Current simulations were performed as in⁵⁴. Briefly, simulations were performed using QuB software using 200 channels for GluN1/GluN2A, 100 channels for GluN1(G648+1G)/GluN2A, and 100 channels for GluN1/GluN2A(G645+1G). Because the kinetic rates were calculated at equilibrium, it could not account for the failure rate of channel opening. Therefore, the difference in channel number is to account for the failure rate as approximated in Figure 2. Each channel was given a single-channel amplitude of 7.5 pA. The simulated pulse consisted of a fully liganded square pulse lasting 2 ms during a 2 s recording (250 ms prepulse). Two consecutive ligand binding steps were connected to the C₃ gating step (Fig. 6), with glutamate binding and unbinding constants of 1.7×10⁷ M⁻¹ s⁻¹ and 60 s⁻¹, respectively.

Thermodynamic analysis

To define the thermodynamic impact of decoupling the LBD from the ion channel, we characterized the free energy change for each kinetic transition. We quantified the Gibbs free energy difference (ΔΔG) between wild type and insertion constructs for each activation transition (C₃−C₂, C₂−C₁, C₁−O₁):

$$\mathrm{\Delta }G=-RTln(K_{eq})$$ Eq. 1

$$\mathrm{\Delta }\mathrm{\Delta }G=\mathrm{\Delta }{G}_{\mathit{\text{mut}}}-\mathrm{\Delta }{G}_{WT}$$ Eq. 2

Statistics

Data analysis and statistics was performed using IgorPro (WaveMetrics), QuB, Excel (Microsoft), PyMol, VMD, and ChanneLab2 (Synaptosoft). Unless otherwise noted, macroscopic and microscope current amplitudes and single-channel properties are presented as mean ± SEM. We used a two-tailed Student's t-test to test significant differences between specific properties between different constructs. Multiple comparisons were not made because we are primarily interested in whether specific properties between two specific constructs differ from one another (i.e., comparing only open probability between only GluN1/GluN2A and GluN1(G648+1G)/GluN2A), instead of trying to discern the overall difference among multiple comparisons. Unless otherwise noted, statistical significance was set at p < 0.05.

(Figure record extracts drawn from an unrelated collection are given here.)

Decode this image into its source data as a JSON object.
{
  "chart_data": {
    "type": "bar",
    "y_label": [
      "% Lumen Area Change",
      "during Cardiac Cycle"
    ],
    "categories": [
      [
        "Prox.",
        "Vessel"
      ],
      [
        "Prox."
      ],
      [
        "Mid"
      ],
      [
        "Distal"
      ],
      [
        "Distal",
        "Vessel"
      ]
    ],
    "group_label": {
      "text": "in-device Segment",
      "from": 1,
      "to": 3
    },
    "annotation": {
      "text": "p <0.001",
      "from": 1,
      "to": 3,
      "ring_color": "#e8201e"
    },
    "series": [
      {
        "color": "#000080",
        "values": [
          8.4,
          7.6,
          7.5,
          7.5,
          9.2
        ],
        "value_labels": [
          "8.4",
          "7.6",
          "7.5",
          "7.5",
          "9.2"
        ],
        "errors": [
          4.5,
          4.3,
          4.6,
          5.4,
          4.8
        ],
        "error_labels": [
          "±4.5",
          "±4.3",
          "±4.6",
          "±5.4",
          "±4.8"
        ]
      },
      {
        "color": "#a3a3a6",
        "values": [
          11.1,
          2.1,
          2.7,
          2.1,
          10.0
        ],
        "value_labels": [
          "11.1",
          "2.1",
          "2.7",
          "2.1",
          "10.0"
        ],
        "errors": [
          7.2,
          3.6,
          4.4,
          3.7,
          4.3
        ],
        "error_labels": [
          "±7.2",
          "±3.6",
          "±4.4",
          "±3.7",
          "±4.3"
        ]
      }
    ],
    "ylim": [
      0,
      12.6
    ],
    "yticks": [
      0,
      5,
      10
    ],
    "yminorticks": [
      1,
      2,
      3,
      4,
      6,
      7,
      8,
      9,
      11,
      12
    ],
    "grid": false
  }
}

Unless otherwise indicated, a significant difference is indicated relative either to GluN1/GluN2A (*); to like constructs (e.g., single glycine insertions) between subunits [e.g., GluN1(G648+1G)/GluN2A versus GluN1/GluN2A(G645+1G)] (^#); or to the single glycine insertions within subunits [e.g., GluN1(G648+1G)/GluN2A versus GluN1(G648+4G)/GluN2A] (^{^}) (p < 0.05, two-tailed Student’s t-test, unpaired).

No statistical test was run to determine sample size a priori. The sample size we chose was similar to those used in previous publications. Blinding and randomization were not necessary.